Look-alike Modeling with Predictive Analytics
Look-alike modeling is a key initiative in creating targeted audience segments and in driving results for a campaign or marketing initiative. It’s “an important part of the media toolkit … allowing brands to increase their audience pool,” experts say.
Look-alike modeling grew in importance over the past few years. In particular, that’s because regulatory bodies are weighing in on how publishers, brands, ad networks, DSPs, mobile apps, social media, and others collect and use data.
As a result, these changes, plus uncertainty around third-party cookies and increasing customer acquisition costs, have motivated companies to explore sophisticated audience modeling. This modeling approach bolsters audience expansion and revenue generation initiatives.
What is Look-alike Modeling?
Look-alike modeling is a sophisticated modeling technique. It seeks to identify the behaviors, demographics, and other shared traits of your ideal customers. These may be high-LTV customers, those who upgraded from a free trial, prospects requesting a demo, or other behaviors you want to obtain more often.
Accordingly, these ideal customers are the “seed set.” Using their data, you can build a mathematical model that parses their information to identify meaningful patterns. (While this sounds complex, low-code predictive analytics platforms make this process accessible to data and marketing analysts.) Then, the model can then analyze data about other potential customers to look for the same patterns. This analysis highlights the individuals who are most likely to behave in similar ways.
Why Use Look-alike Models in Your Marketing Campaigns?

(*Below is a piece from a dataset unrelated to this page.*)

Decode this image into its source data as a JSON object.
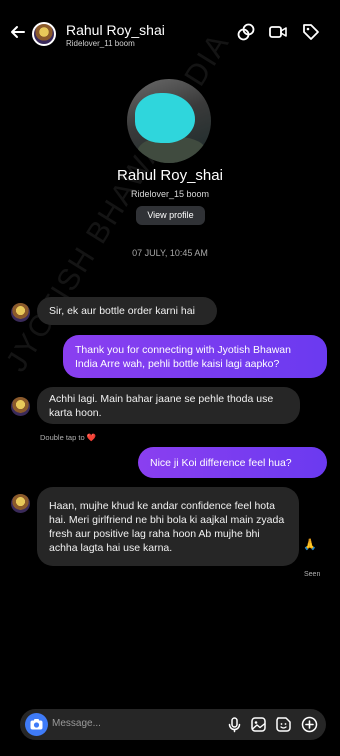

For advertising, the broader audience who is personally similar to or behaves similarly to your ideal customer will likely engage similarly to those in the seed set. By reaching out to that audience, you can drive higher campaign engagement rates and outcomes.
With the development of machine learning capabilities, look-alike modeling is becoming more sophisticated. Companies can build models to seek audiences similar to their most profitable customers. In addition, they can refine the models to adapt to new developments or changes in the marketplace.
How Does Predictive Analytics Support Look-alike Modeling?
Based on machine learning algorithms, predictive analytics supports look-alike modeling by enabling model refinement based on behavioral patterns among seed sets. With this purpose in mind, these changes among seed sets can be weighted based on their impact on KPIs and outcomes.
This continuous refinement ensures marketers are always on top of the latest trends in customer behavior. In fact, ongoing model maintenance maximizes models’ positive effects. Predictive analytics also can make use of far more data points from your customer data than typical ad platforms. This ability makes your predictions more accurate and relevant to the behavior you want among future customers.
As a result of today’s proliferation of data, brands, advertisers, and publishers alike must use more advanced AI and machine learning to keep pace with the changing landscape and customer trends.
Examples of predictive analytics for audience modeling and marketing campaigns:
- E-Commerce: A well-known e-commerce company built and deployed a predictive upsell model within two weeks. This model doubled their campaign conversion rates.
- CPG: A household CPG brand was able to detect roughly 85% of churn and lower global churn by over 10%.
- Mobile gaming: A mobile gaming company was able to identify VIP customers and improve the lifetime value of their users. They saw an uplift in spending per user of 3.5x.
How Can Your Team Get Started?
In order to get started leveraging look-alike modeling, you’ll need to prepare your customer data. Then, build AI models for predicting who should be included in a look-alike audience. Identifying the highest lifetime value customers allows you to create models with the largest impact on your business.
This process does not have to be time-consuming. As a matter of fact, with automated data prep and AutoML, you can eliminate 80% of the time required in traditional data science. It’s possible to automate much of the data preparation, feature engineering, model building, and model evaluation.
After identifying your high-CLV audience with predictive modeling, you can plug these segments into your CDP, DMP, MMP, DSP, social media or ad platform. These platforms will then create look-alike audiences.
Make the most of your customer data by identifying your best customers and then finding more like them — so you can watch your business grow.